A side benefit of using syslog to accumulate my dns logs is that they’ll now be timestamped so I can do more sophisticated data analysis if I ever get a Round Tuit.

Here’s the architecture of the setup I’m going to pursue:

2014-08-04-dns-syslog-architecture

So the first step is to set up the primary DNS server on flapjack to write to syslog.  This has several parts:

  • Declare a “facility” in syslog that DNS can write to.  For historical reasons (Hi, Eric!) syslog has a limited number of separate facilities that can accumulate logs.  The configuration file links sources to facilities, allowing the configuration master to do various clever filtering of the log messages that come in.
  • Tell DNS to log to the “facility”
  • Restart both bind9 and rsyslogd to get everything working.

The logging for Bind9 is specified in a file called at /etc/bind/named.conf.local.  The default setup involves appending log records to a file named /var/log/named/query.log.

We’ll keep using that file for our logs going forward, since some other housekeeping knows about that location and no one else is intent on interfering with it.

The old logging stanza was:

logging {
    channel query.log {
        file "/var/log/named/query.log";
        severity debug 3;
    };
    category queries { query.log; };
};

What I want will be this:

logging {
    channel query.log {
	syslog local6;
        severity debug 3;
    };
    category queries { query.log; };
};

Because I have decided to use the facility named local6 for DNS.

In order to make the rsyslogd daemon on flapjack listen to messages from DNS, I have to declare the facility active.

The syslog service on flapjack is provided by a server called rsyslogd.  It’s an alternative to the other two main stream syslog products – syslog-ng and sysklogd.  I picked rsyslogd because it comes as the standard logging service on Ubuntu 12.04 and 14.04, the distros I am using in my house.  You might call me lazy, you might call me pragmatic, but don’t call me late for happy hour.

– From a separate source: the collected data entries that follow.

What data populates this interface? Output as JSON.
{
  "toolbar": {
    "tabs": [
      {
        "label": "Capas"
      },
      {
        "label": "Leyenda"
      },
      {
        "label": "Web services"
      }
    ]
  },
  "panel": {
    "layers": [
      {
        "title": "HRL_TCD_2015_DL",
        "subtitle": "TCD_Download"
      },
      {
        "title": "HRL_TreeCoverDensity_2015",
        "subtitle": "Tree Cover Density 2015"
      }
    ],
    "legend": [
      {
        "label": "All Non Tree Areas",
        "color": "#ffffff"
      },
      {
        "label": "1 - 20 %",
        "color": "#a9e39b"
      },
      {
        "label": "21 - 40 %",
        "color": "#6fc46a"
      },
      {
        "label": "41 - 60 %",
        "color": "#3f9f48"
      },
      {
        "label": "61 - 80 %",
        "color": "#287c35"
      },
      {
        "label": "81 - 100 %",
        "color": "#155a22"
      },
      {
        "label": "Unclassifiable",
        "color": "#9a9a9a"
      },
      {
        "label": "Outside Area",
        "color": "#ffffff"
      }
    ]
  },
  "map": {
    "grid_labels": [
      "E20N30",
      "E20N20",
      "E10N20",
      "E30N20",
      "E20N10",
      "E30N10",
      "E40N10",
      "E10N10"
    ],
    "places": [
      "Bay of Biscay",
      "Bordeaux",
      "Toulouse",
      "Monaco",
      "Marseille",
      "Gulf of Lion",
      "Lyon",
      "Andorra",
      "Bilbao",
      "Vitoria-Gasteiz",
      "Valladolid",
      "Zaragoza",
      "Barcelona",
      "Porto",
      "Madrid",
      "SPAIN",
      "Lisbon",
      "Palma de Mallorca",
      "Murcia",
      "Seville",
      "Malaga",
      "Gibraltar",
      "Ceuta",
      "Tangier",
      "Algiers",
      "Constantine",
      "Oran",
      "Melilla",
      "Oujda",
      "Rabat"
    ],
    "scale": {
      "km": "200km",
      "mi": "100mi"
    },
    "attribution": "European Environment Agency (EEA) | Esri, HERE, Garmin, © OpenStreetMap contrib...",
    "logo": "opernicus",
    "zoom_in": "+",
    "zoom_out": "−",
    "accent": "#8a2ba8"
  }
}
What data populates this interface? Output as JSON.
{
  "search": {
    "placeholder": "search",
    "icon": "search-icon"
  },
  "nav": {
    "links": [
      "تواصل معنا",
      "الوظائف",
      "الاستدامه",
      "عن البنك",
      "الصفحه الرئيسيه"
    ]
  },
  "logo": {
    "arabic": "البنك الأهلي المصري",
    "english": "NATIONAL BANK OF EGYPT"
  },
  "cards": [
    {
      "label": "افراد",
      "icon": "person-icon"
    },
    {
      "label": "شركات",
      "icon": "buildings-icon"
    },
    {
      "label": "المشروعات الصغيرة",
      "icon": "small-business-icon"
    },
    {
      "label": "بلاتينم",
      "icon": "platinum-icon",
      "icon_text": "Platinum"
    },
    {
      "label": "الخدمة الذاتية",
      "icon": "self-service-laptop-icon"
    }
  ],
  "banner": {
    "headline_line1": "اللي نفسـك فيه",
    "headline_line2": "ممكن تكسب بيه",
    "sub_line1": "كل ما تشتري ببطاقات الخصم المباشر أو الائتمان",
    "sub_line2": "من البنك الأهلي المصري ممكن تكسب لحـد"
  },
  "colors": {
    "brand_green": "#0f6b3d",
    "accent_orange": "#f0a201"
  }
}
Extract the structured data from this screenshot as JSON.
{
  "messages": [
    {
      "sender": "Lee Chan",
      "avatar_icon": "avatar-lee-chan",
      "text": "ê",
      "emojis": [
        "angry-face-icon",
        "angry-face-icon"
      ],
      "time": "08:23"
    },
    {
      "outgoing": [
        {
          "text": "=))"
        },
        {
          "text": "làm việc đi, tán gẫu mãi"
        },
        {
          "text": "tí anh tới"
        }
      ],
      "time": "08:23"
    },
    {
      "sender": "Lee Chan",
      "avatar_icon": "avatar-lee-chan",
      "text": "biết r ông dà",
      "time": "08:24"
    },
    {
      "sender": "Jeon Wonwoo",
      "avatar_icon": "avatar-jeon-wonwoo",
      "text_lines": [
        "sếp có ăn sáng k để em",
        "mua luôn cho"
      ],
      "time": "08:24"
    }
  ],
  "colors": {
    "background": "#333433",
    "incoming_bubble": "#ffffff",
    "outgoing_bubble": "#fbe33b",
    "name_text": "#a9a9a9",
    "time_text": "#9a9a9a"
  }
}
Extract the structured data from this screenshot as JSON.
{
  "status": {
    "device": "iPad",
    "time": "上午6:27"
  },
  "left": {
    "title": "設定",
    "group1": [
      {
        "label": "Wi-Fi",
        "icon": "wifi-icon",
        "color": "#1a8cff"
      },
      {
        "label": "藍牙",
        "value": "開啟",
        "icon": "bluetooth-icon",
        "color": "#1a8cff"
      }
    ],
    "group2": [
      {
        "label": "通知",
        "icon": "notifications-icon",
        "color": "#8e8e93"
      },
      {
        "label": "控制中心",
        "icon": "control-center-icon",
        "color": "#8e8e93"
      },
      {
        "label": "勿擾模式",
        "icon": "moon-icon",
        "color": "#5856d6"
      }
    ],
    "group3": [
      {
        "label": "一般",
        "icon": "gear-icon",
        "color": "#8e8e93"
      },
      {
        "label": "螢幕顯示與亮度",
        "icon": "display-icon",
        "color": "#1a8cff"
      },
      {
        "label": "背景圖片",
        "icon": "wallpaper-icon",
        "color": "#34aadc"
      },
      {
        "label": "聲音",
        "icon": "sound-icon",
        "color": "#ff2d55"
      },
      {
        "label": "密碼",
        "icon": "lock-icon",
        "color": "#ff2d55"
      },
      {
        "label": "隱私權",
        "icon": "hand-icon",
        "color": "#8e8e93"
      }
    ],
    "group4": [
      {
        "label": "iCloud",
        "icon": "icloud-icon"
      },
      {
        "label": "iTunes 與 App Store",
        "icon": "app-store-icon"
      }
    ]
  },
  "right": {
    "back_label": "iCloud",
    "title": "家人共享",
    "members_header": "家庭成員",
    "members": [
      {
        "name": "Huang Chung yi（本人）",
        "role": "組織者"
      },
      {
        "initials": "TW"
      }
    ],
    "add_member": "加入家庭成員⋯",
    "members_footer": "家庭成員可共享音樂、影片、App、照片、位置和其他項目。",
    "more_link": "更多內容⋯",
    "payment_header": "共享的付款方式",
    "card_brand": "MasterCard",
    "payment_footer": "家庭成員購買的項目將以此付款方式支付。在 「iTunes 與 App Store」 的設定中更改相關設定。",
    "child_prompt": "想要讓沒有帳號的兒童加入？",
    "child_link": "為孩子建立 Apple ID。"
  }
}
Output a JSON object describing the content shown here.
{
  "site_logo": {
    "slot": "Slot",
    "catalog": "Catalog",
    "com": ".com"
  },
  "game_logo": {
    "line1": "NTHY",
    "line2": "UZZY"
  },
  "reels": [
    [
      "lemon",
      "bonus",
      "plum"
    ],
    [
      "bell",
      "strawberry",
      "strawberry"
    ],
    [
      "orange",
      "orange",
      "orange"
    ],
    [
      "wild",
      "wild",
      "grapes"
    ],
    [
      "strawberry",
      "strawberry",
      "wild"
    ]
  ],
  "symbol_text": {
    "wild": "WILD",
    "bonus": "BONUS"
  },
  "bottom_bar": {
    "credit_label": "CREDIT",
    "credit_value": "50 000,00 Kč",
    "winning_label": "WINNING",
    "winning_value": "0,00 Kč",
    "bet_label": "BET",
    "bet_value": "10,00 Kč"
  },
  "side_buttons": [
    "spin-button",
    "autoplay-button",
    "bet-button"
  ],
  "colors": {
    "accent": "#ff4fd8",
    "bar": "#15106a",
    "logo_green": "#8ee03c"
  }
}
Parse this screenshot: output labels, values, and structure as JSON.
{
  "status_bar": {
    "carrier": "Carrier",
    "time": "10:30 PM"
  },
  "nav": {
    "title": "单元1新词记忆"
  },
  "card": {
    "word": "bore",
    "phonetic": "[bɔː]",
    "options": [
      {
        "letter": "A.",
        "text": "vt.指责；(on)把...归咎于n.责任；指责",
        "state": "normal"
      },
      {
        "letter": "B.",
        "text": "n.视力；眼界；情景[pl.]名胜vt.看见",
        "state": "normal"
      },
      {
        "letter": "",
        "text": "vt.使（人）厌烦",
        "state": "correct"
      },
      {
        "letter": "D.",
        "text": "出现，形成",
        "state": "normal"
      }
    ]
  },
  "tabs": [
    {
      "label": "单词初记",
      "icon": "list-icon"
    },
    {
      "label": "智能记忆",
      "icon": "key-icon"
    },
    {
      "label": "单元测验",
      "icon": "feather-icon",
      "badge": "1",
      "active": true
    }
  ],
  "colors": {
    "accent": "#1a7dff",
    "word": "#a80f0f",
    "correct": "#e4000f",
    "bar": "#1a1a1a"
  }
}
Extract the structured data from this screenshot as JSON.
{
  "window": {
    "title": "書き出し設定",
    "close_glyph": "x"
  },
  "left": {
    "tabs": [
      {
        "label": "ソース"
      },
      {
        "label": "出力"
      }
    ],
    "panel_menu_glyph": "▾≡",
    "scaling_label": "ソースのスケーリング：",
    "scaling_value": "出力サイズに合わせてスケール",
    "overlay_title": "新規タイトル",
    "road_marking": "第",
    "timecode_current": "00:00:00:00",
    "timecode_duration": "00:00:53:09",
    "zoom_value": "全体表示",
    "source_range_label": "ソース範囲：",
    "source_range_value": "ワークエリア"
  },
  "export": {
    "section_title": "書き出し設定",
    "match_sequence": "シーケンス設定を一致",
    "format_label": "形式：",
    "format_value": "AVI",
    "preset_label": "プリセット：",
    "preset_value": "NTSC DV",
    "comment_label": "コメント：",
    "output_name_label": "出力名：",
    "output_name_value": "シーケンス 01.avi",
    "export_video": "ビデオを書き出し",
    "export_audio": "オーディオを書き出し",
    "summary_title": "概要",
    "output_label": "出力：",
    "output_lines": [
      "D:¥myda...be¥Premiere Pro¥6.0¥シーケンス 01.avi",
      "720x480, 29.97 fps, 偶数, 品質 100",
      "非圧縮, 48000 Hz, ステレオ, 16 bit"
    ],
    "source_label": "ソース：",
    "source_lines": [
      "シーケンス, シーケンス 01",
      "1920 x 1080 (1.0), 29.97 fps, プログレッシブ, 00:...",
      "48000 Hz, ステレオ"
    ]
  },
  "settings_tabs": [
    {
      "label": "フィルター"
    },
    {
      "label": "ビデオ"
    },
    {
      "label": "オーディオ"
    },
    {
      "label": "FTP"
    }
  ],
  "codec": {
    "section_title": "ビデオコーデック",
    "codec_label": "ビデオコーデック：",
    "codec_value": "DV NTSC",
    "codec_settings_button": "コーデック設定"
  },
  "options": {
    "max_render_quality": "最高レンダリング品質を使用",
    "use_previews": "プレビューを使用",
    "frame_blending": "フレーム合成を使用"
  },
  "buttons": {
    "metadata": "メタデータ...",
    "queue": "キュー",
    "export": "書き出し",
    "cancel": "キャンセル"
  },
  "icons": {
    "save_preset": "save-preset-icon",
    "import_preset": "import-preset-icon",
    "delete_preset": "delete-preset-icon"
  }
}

In order to make rsyslogd do what I need, I have to take control of the management of two configuration files: /etc/rsyslog.conf and /etc/rsyslog.d/50-default.conf.  As is my wont, I do this by creating a project directory ~/projects/r/rsyslog/ with a Makefile and the editable versions of the two files under RCS control.  Here’s the Makefile:

cat Makefile
#
# rsyslog setup file
#
# As of 2014-08-01 syslog host is flapjack
#
# $Id: Makefile,v 1.4 2014/08/02 12:11:52 marc Exp $
#

TARGETS = /etc/rsyslog.conf /etc/rsyslog.d/50-default.conf

FILES = Makefile rsyslog.conf 50-default.conf

help: ${FORCE}
	cat Makefile

# sudo
/etc/rsyslog.conf: rsyslog.conf
	cp $< $@ 

/etc/rsyslog.d/50-default.conf: 50-default.conf
	cp $< $@ 

# sudo
push: ${TARGETS}

# sudo
restart: ${FORCE}
	service rsyslog restart

verify: ${FORCE}
	rsyslogd -c5 -N1

compare: ${FORCE}
	diff /etc/rsyslog.conf rsyslog.conf
	diff /etc/rsyslog.d/50-default.conf 50-default.conf

checkin: ${FORCE}
	ci -l ${FILES}

FORCE:

Actually, this Makefile ends up in ~/projects/r/rsyslog/flapjack, since waffle and pancake will end up with different rsyslogd configurations and I separate the different control directories this way.

In order to log using syslog I need to define a facility, local6, in the 50-default.conf file. The new assertion looks like this:

local6.*	-/var/log/named/query.log

With a restart of each of the appropriate daemons, we’re off to the races and the new logs appear in the log file. I needed to change the ownership of the /var/log/named/query.log from bind to syslog in order for the new writer to be able to write, but that was the work of a moment.

Now comes the task of making the logs from the two secondary DNS servers go across the network to flapjack. This involved a lot of little bits and pieces.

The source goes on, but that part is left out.